All Things Micropreemie

Micropreemie Milestone: Getting Off The Ventilator

There are a ton of important milestones that a mother looks forward to in her baby’s life. In the early days of my pregnancy, I spent too much time daydreaming about the first laugh. I imagined our smiles and adorable outfits in front of my open work laptop. Perhaps I should’ve been taking notes about the meeting I was damn near asleep in. I had perfect, flawless dreams of the perfect, flawless family that I would commandeer toward success. Doe-eyed naivety is a skill I’ve unfortunately mastered. I couldn’t imagine that one day my son’s biggest milestone would be coming off of a ventilator.

Ventilator in a NICU
Jordan’s ventilator with our one year anniversary card

Even a healthy full-term delivery is a bloody, painful and soul-altering experience. My emergency c-section at 25 weeks left me about as scared and unprepared as a woman could possibly be. Soon after he was born, we realized that his biggest struggle would be with his lungs. His brain and heart were relatively mildly affected but his lungs were terrible.
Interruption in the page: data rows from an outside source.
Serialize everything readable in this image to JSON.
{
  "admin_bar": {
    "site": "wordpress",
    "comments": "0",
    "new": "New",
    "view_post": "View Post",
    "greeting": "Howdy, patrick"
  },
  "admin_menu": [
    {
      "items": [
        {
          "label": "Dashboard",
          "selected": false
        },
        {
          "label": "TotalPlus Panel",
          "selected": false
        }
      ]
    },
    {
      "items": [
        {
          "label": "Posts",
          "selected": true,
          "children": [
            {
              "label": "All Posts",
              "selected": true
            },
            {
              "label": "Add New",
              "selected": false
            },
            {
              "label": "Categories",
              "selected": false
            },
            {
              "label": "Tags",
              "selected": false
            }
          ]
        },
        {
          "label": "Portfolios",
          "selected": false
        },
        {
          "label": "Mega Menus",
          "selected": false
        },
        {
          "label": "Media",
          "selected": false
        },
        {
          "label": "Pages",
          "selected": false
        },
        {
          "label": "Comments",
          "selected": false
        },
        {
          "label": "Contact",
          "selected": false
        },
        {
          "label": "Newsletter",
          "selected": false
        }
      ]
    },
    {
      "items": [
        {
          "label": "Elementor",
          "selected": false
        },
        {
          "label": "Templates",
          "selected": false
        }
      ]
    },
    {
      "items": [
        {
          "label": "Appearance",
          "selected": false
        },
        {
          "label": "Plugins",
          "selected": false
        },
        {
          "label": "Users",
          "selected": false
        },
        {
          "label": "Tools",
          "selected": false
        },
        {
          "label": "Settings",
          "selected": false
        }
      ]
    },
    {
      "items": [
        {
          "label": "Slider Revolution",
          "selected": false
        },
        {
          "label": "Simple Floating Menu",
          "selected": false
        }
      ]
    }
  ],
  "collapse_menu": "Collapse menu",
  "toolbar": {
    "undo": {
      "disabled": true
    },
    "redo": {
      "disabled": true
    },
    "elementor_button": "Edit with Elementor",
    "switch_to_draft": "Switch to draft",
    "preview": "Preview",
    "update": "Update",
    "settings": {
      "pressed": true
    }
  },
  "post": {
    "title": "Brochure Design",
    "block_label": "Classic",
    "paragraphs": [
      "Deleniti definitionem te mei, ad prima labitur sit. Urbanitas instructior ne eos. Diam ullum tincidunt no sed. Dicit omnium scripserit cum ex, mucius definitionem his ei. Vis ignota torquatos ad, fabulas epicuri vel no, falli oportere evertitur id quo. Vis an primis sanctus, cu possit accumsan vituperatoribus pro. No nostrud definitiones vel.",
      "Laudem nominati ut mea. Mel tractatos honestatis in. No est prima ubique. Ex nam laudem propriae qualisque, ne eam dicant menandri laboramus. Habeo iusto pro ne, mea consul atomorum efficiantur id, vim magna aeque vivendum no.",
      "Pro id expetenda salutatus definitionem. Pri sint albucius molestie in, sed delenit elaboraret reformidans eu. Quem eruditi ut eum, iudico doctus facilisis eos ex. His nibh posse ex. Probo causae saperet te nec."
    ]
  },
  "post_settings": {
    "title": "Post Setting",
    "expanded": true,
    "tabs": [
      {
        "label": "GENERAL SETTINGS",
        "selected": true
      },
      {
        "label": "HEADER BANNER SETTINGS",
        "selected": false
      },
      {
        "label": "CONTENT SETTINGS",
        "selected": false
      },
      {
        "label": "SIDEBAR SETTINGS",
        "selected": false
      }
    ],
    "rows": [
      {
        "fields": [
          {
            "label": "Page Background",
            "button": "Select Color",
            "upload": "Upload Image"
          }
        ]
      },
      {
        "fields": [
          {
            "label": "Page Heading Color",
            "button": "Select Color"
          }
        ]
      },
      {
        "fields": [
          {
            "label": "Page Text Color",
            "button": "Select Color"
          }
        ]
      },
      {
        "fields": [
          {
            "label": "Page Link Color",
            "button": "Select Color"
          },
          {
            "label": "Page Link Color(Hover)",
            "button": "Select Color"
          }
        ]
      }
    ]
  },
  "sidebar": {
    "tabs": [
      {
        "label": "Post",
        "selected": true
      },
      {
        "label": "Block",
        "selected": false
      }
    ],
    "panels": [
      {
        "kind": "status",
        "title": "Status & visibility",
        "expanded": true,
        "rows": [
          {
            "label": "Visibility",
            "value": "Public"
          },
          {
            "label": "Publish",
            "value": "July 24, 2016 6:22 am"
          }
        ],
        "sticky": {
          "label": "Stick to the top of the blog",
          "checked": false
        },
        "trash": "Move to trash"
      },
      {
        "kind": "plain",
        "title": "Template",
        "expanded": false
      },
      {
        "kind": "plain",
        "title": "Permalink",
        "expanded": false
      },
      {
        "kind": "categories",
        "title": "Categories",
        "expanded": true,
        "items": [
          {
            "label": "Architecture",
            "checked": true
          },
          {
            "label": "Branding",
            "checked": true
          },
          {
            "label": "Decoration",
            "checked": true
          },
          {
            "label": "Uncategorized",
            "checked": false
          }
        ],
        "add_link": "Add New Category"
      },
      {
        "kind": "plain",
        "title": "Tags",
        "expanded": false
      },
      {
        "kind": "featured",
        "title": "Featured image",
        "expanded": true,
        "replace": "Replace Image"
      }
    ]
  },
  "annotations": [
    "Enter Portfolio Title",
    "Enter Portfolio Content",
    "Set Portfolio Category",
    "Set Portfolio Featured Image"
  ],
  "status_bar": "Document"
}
Just typing the words “ground glass opacity” makes me shiver, bringing to mind hazy, white patches on his chest x-ray.

I can very clearly divide my memories of the NICU into two distinct eras: pre-extubation and post-extubation. We entered the second era on the morning of April 29, 2016. It was one of those dark grey mornings that was as intriguing as it was ugly. There was something surprisingly refreshing about the chilly mist that day. We scrubbed in, set our bags down and sank into the two rockers facing his incubator. I kept an eye on the hallway for the team as they made their morning rounds.

Preparing for Extubation

The attending doctor reminded me of a lion, with fluffy ginger hair that fell just to her shoulders. Surrounded by residents scribbling notes, she wheeled her podium over to greet us. Then she sanitized her hands and opened the bubble doors of his isolette to take a good look at him. I searched her face for a sign of uncertainty or hesitation. His oxygen requirement had crept up to nearly 40% that morning. Since this was a planned extubation, I expected her to reschedule. He was understandably cranky, from the steroids he received to prepare his lungs for the challenge. The doctor felt comfortable moving forward and assembled the team around his bedside.

The respiratory therapists programmed his new SiPAP machine to settings that resembled the support he was getting from the ventilator. They fiddled with thick tubing and adjusted the silver knobs on the wall mounted oxygen supply. It emitted this long and loud whistle, shrill enough to make your teeth ache. When all preparations were in place, the lid of the isolette shot to the ceiling. My cranky, four pound baby was exposed, surrounded and outnumbered.

Reaching A New Milestone

We could hardly see or hear what was going on, only catching quick glimpses over their shoulders. The doctors and nurses shouted numbers and commands back and forth. Then we heard a hoarse little yelp, like an angry newborn kitten. It was only the second time we’d ever heard him cry. The first time was 71 days earlier when he was born, right before the first breathing tube was inserted. His nurse placed the mask over his nose and wrapped his head in a soft helmet with velcro straps. His supplemental oxygen requirement dropped from 40% to 25% and he was finally off the ventilator after 10 long weeks.

Looking like a champ!

We were elated, the giant wave of pride and relief was one of the highest points on the NICU roller coaster. When you live through a traumatic experience you learn to take it in minute by minute. There were many days I didn’t dare to let myself dream about what extubation would look like. But on that beautiful April morning, I swelled with pride and hope. It signaled a turning point in the journey and marked a giant milestone in his fight. Even now, four years later, the anniversary of his extubation is significant. I am reminded of our strength as a family, and of the grace of God. Though it was a milestone I never imagined, I am just as proud of it as any of the other incredible achievements my son has accomplished.